Plus d’une centaine de membres d’organisations paysannes, de représentants d’institutions financières, de représentants du Gouvernement et d’experts, ont participé à cette activité qui s’est déroulée à l’Université Publique du Sud aux Cayes (UPSAC).
Selon Lionel Fleuristin, Directeur exécutif du KNFP, l’objectif de cet atelier est de « faciliter le dialogue et d’encourager la création d’une alliance entre les institutions financières et les organisations paysannes afin d’aboutir à un système de crédit adapté à l’agriculture paysanne ». Il déplore que, tout en s’accusant mutuellement, les institutions financières et les organisations paysannes soient en train de fonctionner en mode séparé alors qu’elles auraient dû être des partenaires.
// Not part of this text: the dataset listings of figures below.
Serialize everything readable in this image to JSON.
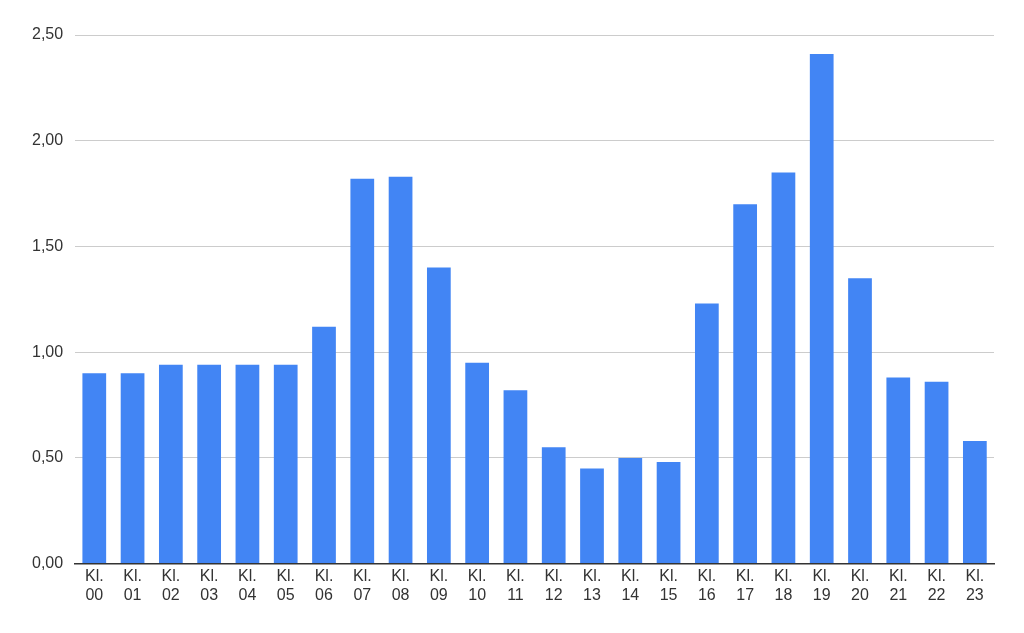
{
  "chart_data": {
    "type": "bar",
    "categories": [
      "Kl. 00",
      "Kl. 01",
      "Kl. 02",
      "Kl. 03",
      "Kl. 04",
      "Kl. 05",
      "Kl. 06",
      "Kl. 07",
      "Kl. 08",
      "Kl. 09",
      "Kl. 10",
      "Kl. 11",
      "Kl. 12",
      "Kl. 13",
      "Kl. 14",
      "Kl. 15",
      "Kl. 16",
      "Kl. 17",
      "Kl. 18",
      "Kl. 19",
      "Kl. 20",
      "Kl. 21",
      "Kl. 22",
      "Kl. 23"
    ],
    "values": [
      0.9,
      0.9,
      0.94,
      0.94,
      0.94,
      0.94,
      1.12,
      1.82,
      1.83,
      1.4,
      0.95,
      0.82,
      0.55,
      0.45,
      0.5,
      0.48,
      1.23,
      1.7,
      1.85,
      2.41,
      1.35,
      0.88,
      0.86,
      0.58
    ],
    "color": "#4285f4",
    "ylim": [
      0,
      2.5
    ],
    "yticks": [
      {
        "value": 0,
        "label": "0,00"
      },
      {
        "value": 0.5,
        "label": "0,50"
      },
      {
        "value": 1,
        "label": "1,00"
      },
      {
        "value": 1.5,
        "label": "1,50"
      },
      {
        "value": 2,
        "label": "2,00"
      },
      {
        "value": 2.5,
        "label": "2,50"
      }
    ],
    "grid": "y",
    "legend": false
  }
}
Plusieurs séances de formation sur la notion de crédit agricole ont été organisées. Beaucoup d’informations ayant rapport aux produits des caisses populaires et à la circulaire 113 de la BRH ont été partagées avec l’assistance. La circulaire 113 prise par la Banque de la République d’Haïti est un outil qui sert à inciter les acteurs de toute la chaîne de valeur du secteur agricole à relancer la production sur l’ensemble du territoire.
Téléchargez la circulaire 113 de la BRH (PDF) : https://www.haitilibre.com/docs/circulaire_113.pdf
« […] Étant donné le poids de l’agriculture dans l’économie rurale, les Caisses Populaires ont comme devoir de financer les exploitants agricoles de la paysannerie » estime Lionel Fleuristin. Par ailleurs il a tenu à souligner que les mutuelles de solidarité dont la clientèle est constituée essentiellement d’exploitants paysans ont un taux de remboursement de 95%.
A l’issue de cette activité de trois jours, les acteurs ont adopté un document traduisant les principales revendications des paysans et les stratégies à mettre en place afin d’aboutir à un système de crédit mieux adapté au secteur agricole.